Tax system of Ukraine: corporate income tax and simplified tax system
One of the most important aspects that foreign investors focus on when considering Ukraine as a place for doing business, despite the economic situation in the country, is taxation. It is the amount of tax payments, as well as the tax administration complexity, that can greatly affect the country’s investment attractiveness. The most significant taxes to be taken into consideration by potential investors in Ukraine are corporate income tax, value-added tax, single social contribution, and property tax.
Simplified tax system in Ukraine
It should be noted that in addition to the general tax system providing for the payment of all taxes and duties established by law, businesses in Ukraine can also benefit from a the simplified tax system in Ukraine intended to facilitate the development of small and medium-sized enterprises, since it significantly simplifies the procedure for paying taxes and declaring income.
An individual or a legal entity, including non-residents, may choose to benefit from the simplified tax system if they meet the criteria established by law. For instance, the third group of the simplified tax system, which is the most popular among legal entities, may be used if the annual turnover of such a legal entity does not exceed UAH 5 million. If this basic requirement is fulfilled, the respective business entity may use a flat rate of 5% of turnover provided that the business entity is not a value-added tax payer or a flat rate of 3% of turnover if the business entity is a value-added tax payer. Paying a single tax makes it much easier to declare and administer income, which often attracts businesses in the early stages of doing business.
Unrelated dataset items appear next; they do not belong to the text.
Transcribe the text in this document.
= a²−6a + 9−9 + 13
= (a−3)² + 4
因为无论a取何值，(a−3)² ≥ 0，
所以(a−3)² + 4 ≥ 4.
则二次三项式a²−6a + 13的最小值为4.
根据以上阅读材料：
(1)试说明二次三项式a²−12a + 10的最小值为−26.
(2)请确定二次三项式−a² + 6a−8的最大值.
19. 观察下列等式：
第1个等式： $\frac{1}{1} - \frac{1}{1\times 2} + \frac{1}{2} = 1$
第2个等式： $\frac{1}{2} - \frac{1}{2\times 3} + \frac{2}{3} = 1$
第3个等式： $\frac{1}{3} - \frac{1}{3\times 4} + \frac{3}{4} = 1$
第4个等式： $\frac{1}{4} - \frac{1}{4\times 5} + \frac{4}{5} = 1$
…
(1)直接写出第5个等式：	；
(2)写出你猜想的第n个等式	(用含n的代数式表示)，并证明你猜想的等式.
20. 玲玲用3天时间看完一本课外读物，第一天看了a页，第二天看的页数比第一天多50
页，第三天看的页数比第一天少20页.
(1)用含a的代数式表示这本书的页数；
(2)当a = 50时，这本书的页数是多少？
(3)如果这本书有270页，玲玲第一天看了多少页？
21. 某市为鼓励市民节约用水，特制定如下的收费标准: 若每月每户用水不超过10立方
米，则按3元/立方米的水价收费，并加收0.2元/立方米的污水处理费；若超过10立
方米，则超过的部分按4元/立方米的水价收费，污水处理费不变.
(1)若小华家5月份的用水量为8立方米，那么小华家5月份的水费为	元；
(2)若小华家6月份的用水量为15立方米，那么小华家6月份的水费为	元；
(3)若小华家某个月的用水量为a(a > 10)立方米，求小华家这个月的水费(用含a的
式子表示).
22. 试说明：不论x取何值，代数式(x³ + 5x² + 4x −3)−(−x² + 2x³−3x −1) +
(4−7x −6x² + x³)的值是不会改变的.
The fourth group of the simplified tax system establishing special taxation conditions for agricultural commodity producers might also be interesting for foreign investors. In this case, the tax rate depends on the land category, its location and area. Legal entities are entitled to choose the fourth group of the simplified tax system provided that their agricultural commodity production share amounted to at least 75% in the previous year. This is applicable to:
- all entities separately, which carry out merger or accession. In this case, it is possible to become a single tax payer in the year of creation, if the agricultural commodity production share for the previous tax year by all commodity producers involved in their creation equals to or exceeds 75%;
- each individual entity created by split-up or spin-off. In this case, it is possible to become a single tax payer from the next year if the agricultural commodity production share for the previous tax year equals to or exceeds 75%;
- an entity created by transformation. In this case, it is possible to become a single tax payer in the year of transformation if the agricultural commodity production share obtained for the previous tax year equals to or exceeds 75%.
Newly created agricultural commodity producers (legal entities) may become single tax payers from the next year if the agricultural commodity production share obtained for the previous tax year equals to or exceeds 75% and newly created agricultural commodity producers (individuals) from the year of the state registration.
Thus, single tax payers are exempt from the obligation to charge, pay and file the respective tax reports regarding taxes and duties such as corporate income tax, value-added tax, property tax, and partially subsoil use tax.
Corporate income tax
Currently, a flat rate of 18% is established for all corporate income tax (CIT) payers. For some activities, a separate rate shall apply. CIT is paid by the resident companies, receiving income both in Ukraine and abroad. CIT is also paid by the non-resident companies, receiving income from Ukrainian sources. The CIT base is the income derived from Ukrainian and foreign sources of origin. The amount of income is determined by adjustment of financial result (profit or loss) before tax, as calculated in accordance with the Ukrainian accounting standards or IFRS. The chart above shows the corporate income tax rate across different countries.